Gains in productivity and efficiency are limited. New technology, methods, and inputs that increase productivity and efficiency in agriculture are developed in large part because to agricultural research and innovation. Modern farming methods are not widely used, and technological improvements are not made as a result of inadequate research funding. Because of this, agricultural output may stagnate or expand slowly, which will hinder the industry’s capacity to fulfill the rising demand for food, feed, fiber, and fuel.
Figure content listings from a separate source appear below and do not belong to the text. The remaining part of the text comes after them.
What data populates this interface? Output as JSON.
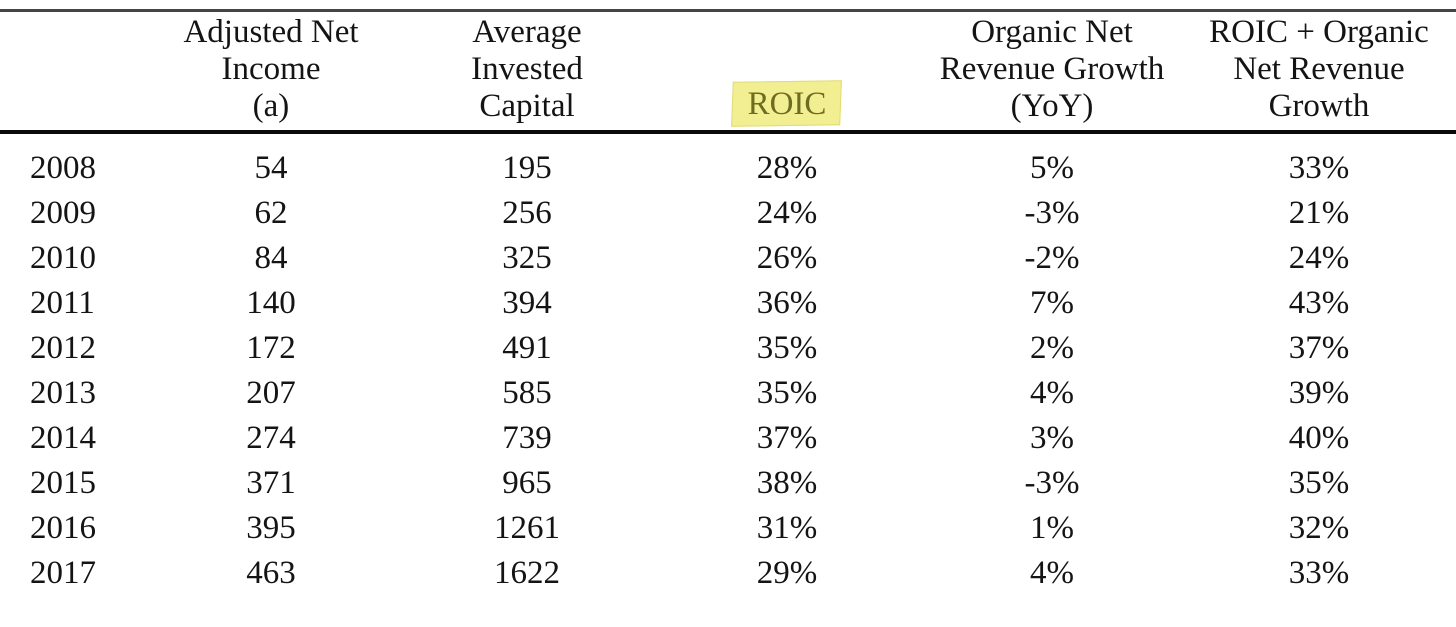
{
  "table": {
    "header": {
      "year": "",
      "adjusted_net_income": [
        "Adjusted Net",
        "Income",
        "(a)"
      ],
      "average_invested_capital": [
        "Average",
        "Invested",
        "Capital"
      ],
      "roic": [
        "ROIC"
      ],
      "organic_growth": [
        "Organic Net",
        "Revenue Growth",
        "(YoY)"
      ],
      "roic_plus_growth": [
        "ROIC + Organic",
        "Net Revenue",
        "Growth"
      ]
    },
    "highlight": {
      "target": "roic",
      "fill_color": "#f2ee92",
      "text_color": "#6e6c20"
    },
    "rows": [
      {
        "year": "2008",
        "adjusted_net_income": "54",
        "average_invested_capital": "195",
        "roic": "28%",
        "organic_growth": "5%",
        "roic_plus_growth": "33%"
      },
      {
        "year": "2009",
        "adjusted_net_income": "62",
        "average_invested_capital": "256",
        "roic": "24%",
        "organic_growth": "-3%",
        "roic_plus_growth": "21%"
      },
      {
        "year": "2010",
        "adjusted_net_income": "84",
        "average_invested_capital": "325",
        "roic": "26%",
        "organic_growth": "-2%",
        "roic_plus_growth": "24%"
      },
      {
        "year": "2011",
        "adjusted_net_income": "140",
        "average_invested_capital": "394",
        "roic": "36%",
        "organic_growth": "7%",
        "roic_plus_growth": "43%"
      },
      {
        "year": "2012",
        "adjusted_net_income": "172",
        "average_invested_capital": "491",
        "roic": "35%",
        "organic_growth": "2%",
        "roic_plus_growth": "37%"
      },
      {
        "year": "2013",
        "adjusted_net_income": "207",
        "average_invested_capital": "585",
        "roic": "35%",
        "organic_growth": "4%",
        "roic_plus_growth": "39%"
      },
      {
        "year": "2014",
        "adjusted_net_income": "274",
        "average_invested_capital": "739",
        "roic": "37%",
        "organic_growth": "3%",
        "roic_plus_growth": "40%"
      },
      {
        "year": "2015",
        "adjusted_net_income": "371",
        "average_invested_capital": "965",
        "roic": "38%",
        "organic_growth": "-3%",
        "roic_plus_growth": "35%"
      },
      {
        "year": "2016",
        "adjusted_net_income": "395",
        "average_invested_capital": "1261",
        "roic": "31%",
        "organic_growth": "1%",
        "roic_plus_growth": "32%"
      },
      {
        "year": "2017",
        "adjusted_net_income": "463",
        "average_invested_capital": "1622",
        "roic": "29%",
        "organic_growth": "4%",
        "roic_plus_growth": "33%"
      }
    ]
  },
  "colors": {
    "text": "#141414",
    "top_rule": "#454545",
    "header_rule": "#0a0a0a",
    "highlight_fill": "#f2ee92",
    "highlight_text": "#6e6c20"
  }
}
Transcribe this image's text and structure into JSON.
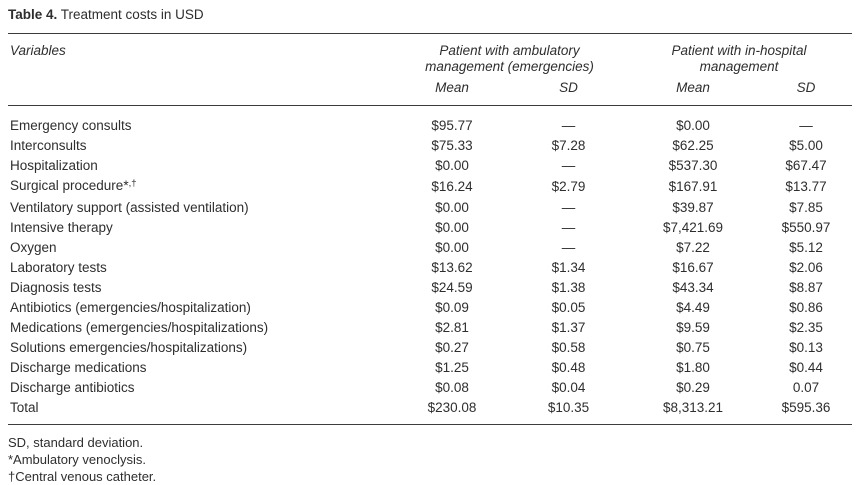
{
  "caption": {
    "label": "Table 4.",
    "text": " Treatment costs in USD"
  },
  "table": {
    "header": {
      "variables": "Variables",
      "group_ambulatory": "Patient with ambulatory management (emergencies)",
      "group_inhospital": "Patient with in-hospital management",
      "subheaders": [
        "Mean",
        "SD",
        "Mean",
        "SD"
      ]
    },
    "rows": [
      {
        "label": "Emergency consults",
        "amb_mean": "$95.77",
        "amb_sd": "—",
        "hosp_mean": "$0.00",
        "hosp_sd": "—"
      },
      {
        "label": "Interconsults",
        "amb_mean": "$75.33",
        "amb_sd": "$7.28",
        "hosp_mean": "$62.25",
        "hosp_sd": "$5.00"
      },
      {
        "label": "Hospitalization",
        "amb_mean": "$0.00",
        "amb_sd": "—",
        "hosp_mean": "$537.30",
        "hosp_sd": "$67.47"
      },
      {
        "label": "Surgical procedure*",
        "label_sup": ",†",
        "amb_mean": "$16.24",
        "amb_sd": "$2.79",
        "hosp_mean": "$167.91",
        "hosp_sd": "$13.77"
      },
      {
        "label": "Ventilatory support (assisted ventilation)",
        "amb_mean": "$0.00",
        "amb_sd": "—",
        "hosp_mean": "$39.87",
        "hosp_sd": "$7.85"
      },
      {
        "label": "Intensive therapy",
        "amb_mean": "$0.00",
        "amb_sd": "—",
        "hosp_mean": "$7,421.69",
        "hosp_sd": "$550.97"
      },
      {
        "label": "Oxygen",
        "amb_mean": "$0.00",
        "amb_sd": "—",
        "hosp_mean": "$7.22",
        "hosp_sd": "$5.12"
      },
      {
        "label": "Laboratory tests",
        "amb_mean": "$13.62",
        "amb_sd": "$1.34",
        "hosp_mean": "$16.67",
        "hosp_sd": "$2.06"
      },
      {
        "label": "Diagnosis tests",
        "amb_mean": "$24.59",
        "amb_sd": "$1.38",
        "hosp_mean": "$43.34",
        "hosp_sd": "$8.87"
      },
      {
        "label": "Antibiotics (emergencies/hospitalization)",
        "amb_mean": "$0.09",
        "amb_sd": "$0.05",
        "hosp_mean": "$4.49",
        "hosp_sd": "$0.86"
      },
      {
        "label": "Medications (emergencies/hospitalizations)",
        "amb_mean": "$2.81",
        "amb_sd": "$1.37",
        "hosp_mean": "$9.59",
        "hosp_sd": "$2.35"
      },
      {
        "label": "Solutions emergencies/hospitalizations)",
        "amb_mean": "$0.27",
        "amb_sd": "$0.58",
        "hosp_mean": "$0.75",
        "hosp_sd": "$0.13"
      },
      {
        "label": "Discharge medications",
        "amb_mean": "$1.25",
        "amb_sd": "$0.48",
        "hosp_mean": "$1.80",
        "hosp_sd": "$0.44"
      },
      {
        "label": "Discharge antibiotics",
        "amb_mean": "$0.08",
        "amb_sd": "$0.04",
        "hosp_mean": "$0.29",
        "hosp_sd": "0.07"
      },
      {
        "label": "Total",
        "amb_mean": "$230.08",
        "amb_sd": "$10.35",
        "hosp_mean": "$8,313.21",
        "hosp_sd": "$595.36"
      }
    ]
  },
  "footnotes": [
    "SD, standard deviation.",
    "*Ambulatory venoclysis.",
    "†Central venous catheter."
  ],
  "colors": {
    "text": "#2e2e2e",
    "rule": "#3c3c3c",
    "background": "#ffffff"
  }
}
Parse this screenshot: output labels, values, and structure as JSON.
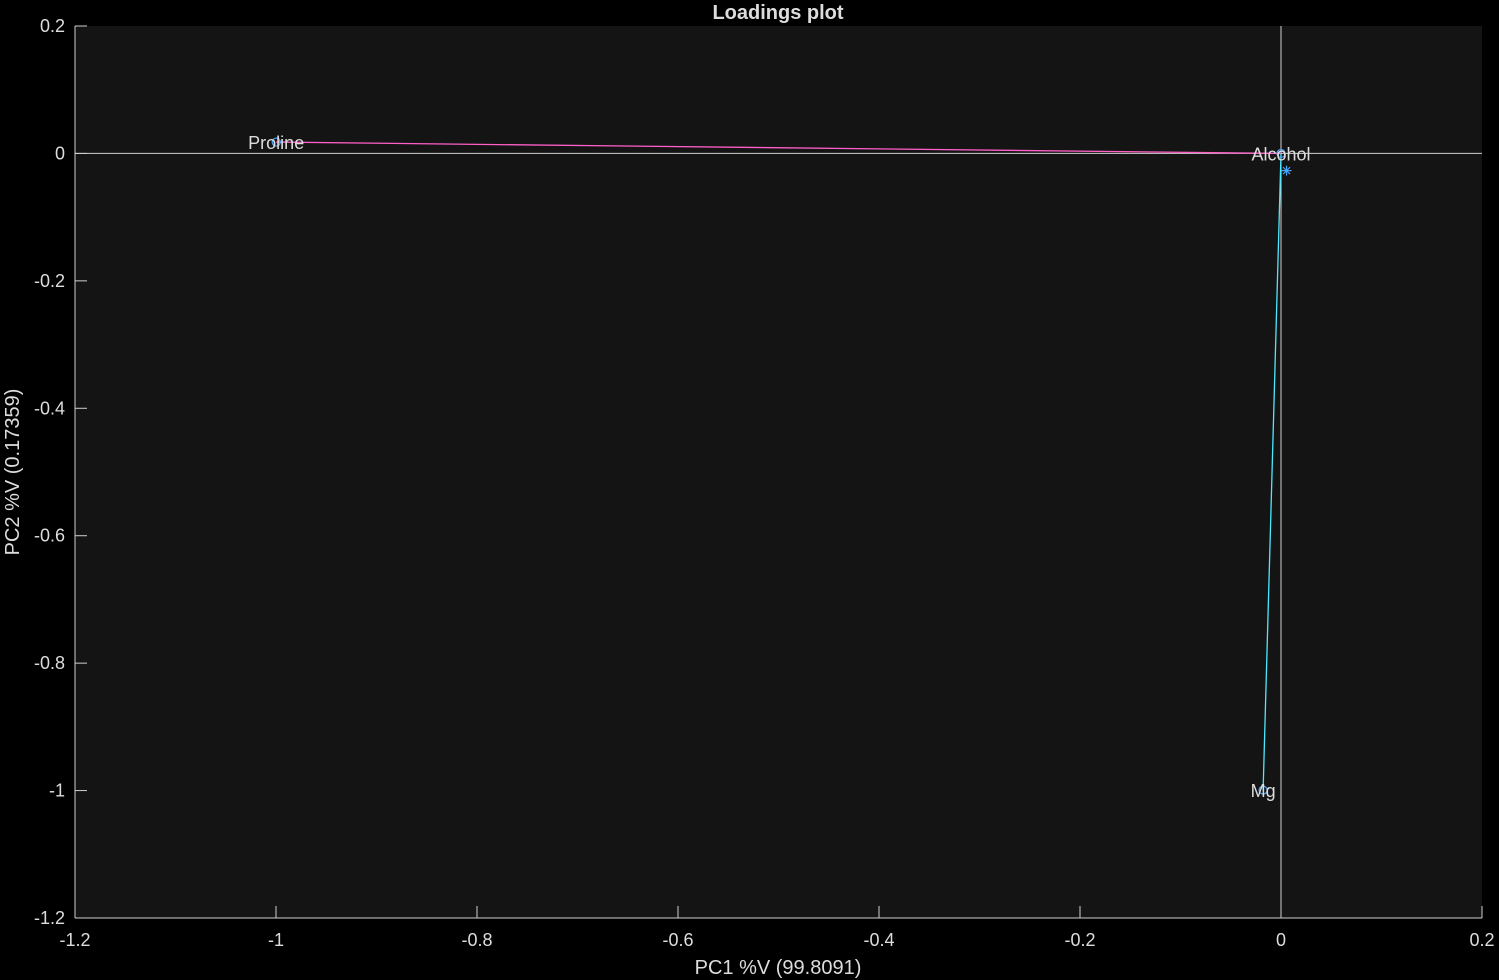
{
  "chart_data": {
    "type": "scatter",
    "title": "Loadings plot",
    "xlabel": "PC1 %V (99.8091)",
    "ylabel": "PC2 %V (0.17359)",
    "xlim": [
      -1.2,
      0.2
    ],
    "ylim": [
      -1.2,
      0.2
    ],
    "xticks": [
      -1.2,
      -1,
      -0.8,
      -0.6,
      -0.4,
      -0.2,
      0,
      0.2
    ],
    "yticks": [
      -1.2,
      -1,
      -0.8,
      -0.6,
      -0.4,
      -0.2,
      0,
      0.2
    ],
    "xtick_labels": [
      "-1.2",
      "-1",
      "-0.8",
      "-0.6",
      "-0.4",
      "-0.2",
      "0",
      "0.2"
    ],
    "ytick_labels": [
      "-1.2",
      "-1",
      "-0.8",
      "-0.6",
      "-0.4",
      "-0.2",
      "0",
      "0.2"
    ],
    "grid": false,
    "origin_lines": true,
    "points": [
      {
        "label": "Proline",
        "x": -0.9998,
        "y": 0.0178,
        "color": "#ff5fc8"
      },
      {
        "label": "Alcohol",
        "x": 0.0,
        "y": 0.0,
        "color": "#4db8ff"
      },
      {
        "label": "Mg",
        "x": -0.0178,
        "y": -0.9993,
        "color": "#4de8ff"
      }
    ],
    "unlabeled_points": [
      {
        "x": 0.0055,
        "y": -0.027,
        "marker": "asterisk",
        "color": "#4da6ff"
      }
    ],
    "colors": {
      "background": "#000000",
      "plot_area": "#141414",
      "axis": "#d0d0d0",
      "text": "#dddddd",
      "proline_vector": "#ff5fc8",
      "mg_vector": "#4de8ff",
      "marker": "#4da6ff"
    }
  }
}
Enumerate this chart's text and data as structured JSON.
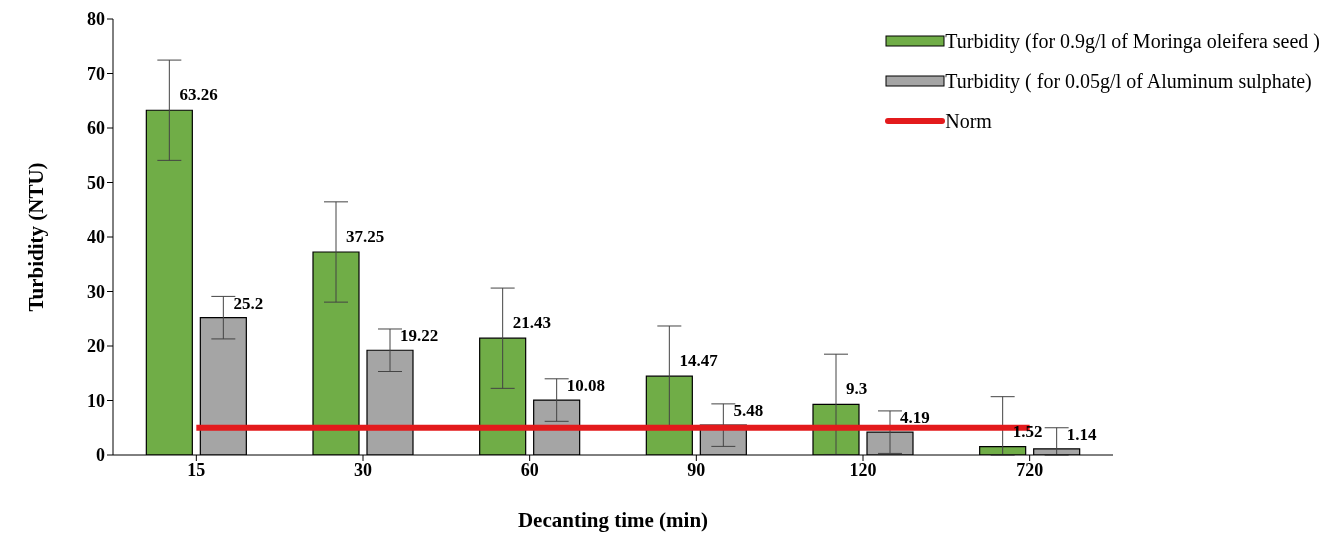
{
  "chart_data": {
    "type": "bar",
    "xlabel": "Decanting time (min)",
    "ylabel": "Turbidity (NTU)",
    "categories": [
      "15",
      "30",
      "60",
      "90",
      "120",
      "720"
    ],
    "series": [
      {
        "name": "Turbidity (for 0.9g/l of Moringa oleifera seed )",
        "color": "#70ad47",
        "values": [
          63.26,
          37.25,
          21.43,
          14.47,
          9.3,
          1.52
        ],
        "value_labels": [
          "63.26",
          "37.25",
          "21.43",
          "14.47",
          "9.3",
          "1.52"
        ],
        "errors": [
          9.2,
          9.2,
          9.2,
          9.2,
          9.2,
          [
            0,
            10.7
          ]
        ]
      },
      {
        "name": "Turbidity ( for 0.05g/l of Aluminum sulphate)",
        "color": "#a5a5a5",
        "values": [
          25.2,
          19.22,
          10.08,
          5.48,
          4.19,
          1.14
        ],
        "value_labels": [
          "25.2",
          "19.22",
          "10.08",
          "5.48",
          "4.19",
          "1.14"
        ],
        "errors": [
          3.9,
          3.9,
          3.9,
          3.9,
          3.9,
          [
            0,
            5.0
          ]
        ]
      },
      {
        "name": "Norm",
        "type": "line",
        "color": "#e31a1c",
        "values": [
          5,
          5,
          5,
          5,
          5,
          5
        ]
      }
    ],
    "ylim": [
      0,
      80
    ],
    "yticks": [
      0,
      10,
      20,
      30,
      40,
      50,
      60,
      70,
      80
    ],
    "legend": "top right",
    "marker": "none"
  }
}
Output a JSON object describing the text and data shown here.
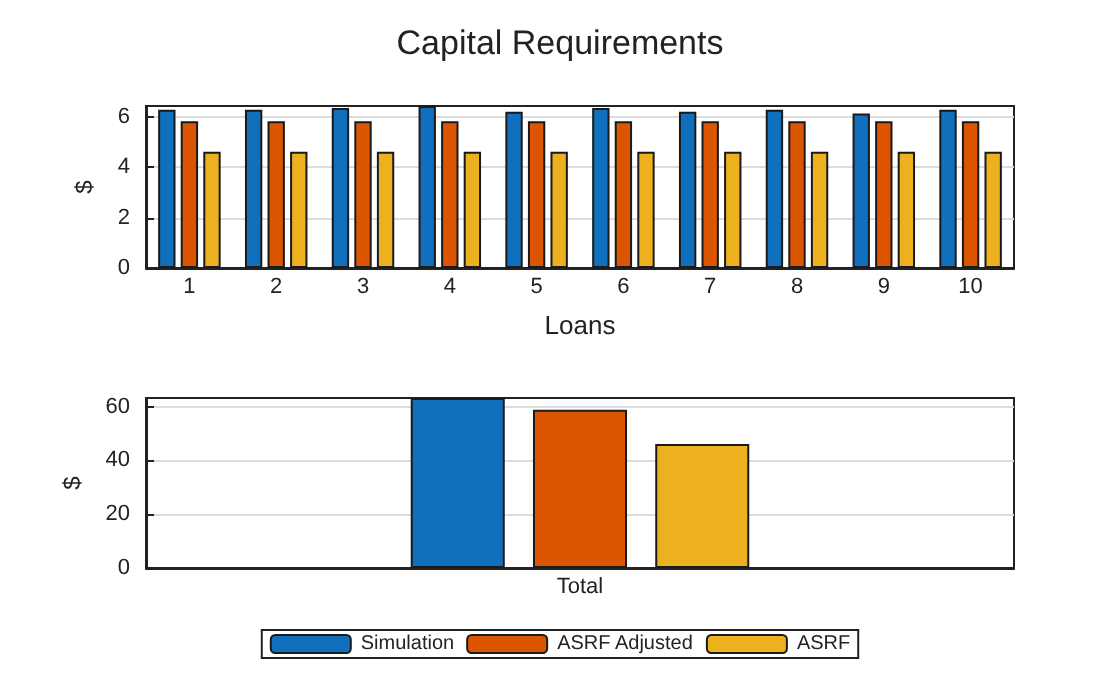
{
  "chart_data": [
    {
      "type": "bar",
      "title": "Capital Requirements",
      "xlabel": "Loans",
      "ylabel": "$",
      "categories": [
        "1",
        "2",
        "3",
        "4",
        "5",
        "6",
        "7",
        "8",
        "9",
        "10"
      ],
      "series": [
        {
          "color": "#1170be",
          "values": [
            6.28,
            6.28,
            6.35,
            6.43,
            6.2,
            6.35,
            6.2,
            6.28,
            6.13,
            6.28
          ]
        },
        {
          "color": "#dc5500",
          "values": [
            5.82,
            5.82,
            5.82,
            5.82,
            5.82,
            5.82,
            5.82,
            5.82,
            5.82,
            5.82
          ]
        },
        {
          "color": "#edb120",
          "values": [
            4.61,
            4.61,
            4.61,
            4.61,
            4.61,
            4.61,
            4.61,
            4.61,
            4.61,
            4.61
          ]
        }
      ],
      "ylim": [
        0,
        6.43
      ],
      "yticks": [
        0,
        2,
        4,
        6
      ],
      "grid": "y",
      "legend": false
    },
    {
      "type": "bar",
      "ylabel": "$",
      "categories": [
        "Total"
      ],
      "series": [
        {
          "name": "Simulation",
          "color": "#1170be",
          "values": [
            63.2
          ]
        },
        {
          "name": "ASRF Adjusted",
          "color": "#dc5500",
          "values": [
            58.8
          ]
        },
        {
          "name": "ASRF",
          "color": "#edb120",
          "values": [
            46.1
          ]
        }
      ],
      "ylim": [
        0,
        63.2
      ],
      "yticks": [
        0,
        20,
        40,
        60
      ],
      "grid": "y",
      "legend": "bottom"
    }
  ]
}
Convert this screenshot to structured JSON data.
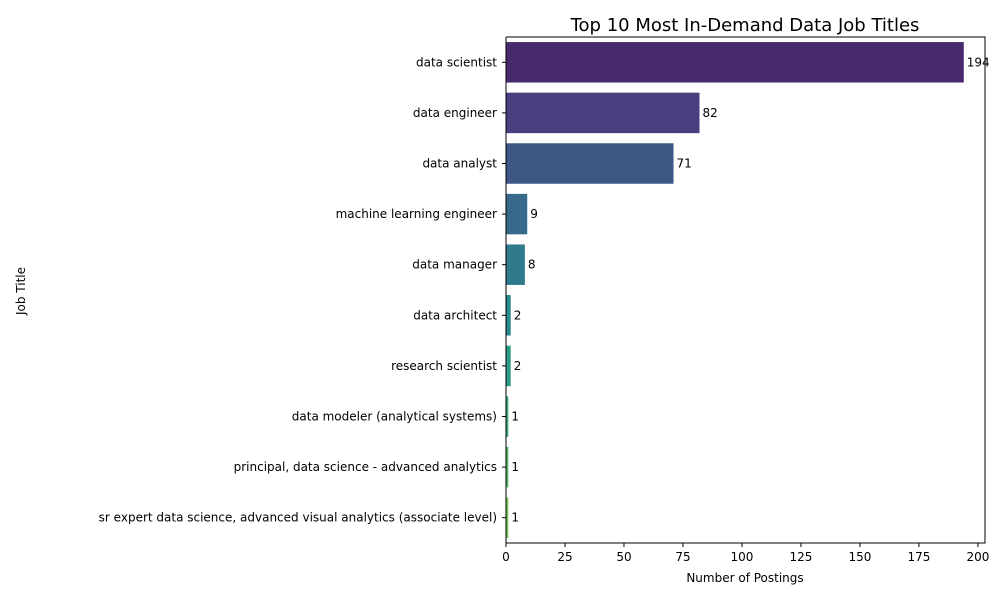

Failure to address new problems: Agriculture is always dealing with problems including climate change, pests and diseases, degrading soil, a lack of water, and shifting consumer tastes. The creation of answers to these problems is made possible by sufficient investment in research and innovation. Without such investment, the industry may find it difficult to mitigate risks, adapt to changing conditions, and
Limited diversification and value addition: The sector’s ability to diversify and add value is facilitated by investments in agricultural research and innovation. Research paves the way for the creation of novel crop varieties, enhanced livestock breeds, and value-added goods that satisfy shifting consumer preferences and needs. Lack of funding makes it difficult to create and implement these innovations, which restricts the sector’s ability to add value, grow its market, and generate income.
Reduced competitiveness: Domestic and foreign producers compete with agriculture in a globalized market. As other nations or areas may have access to cutting-edge technologies, better farming techniques, and superior agricultural inputs, a lack of investment in research and innovation can lead to a reduction in competitiveness. The ability of farmers and the agriculture sector to embrace contemporary technology is hampered by inadequate investment.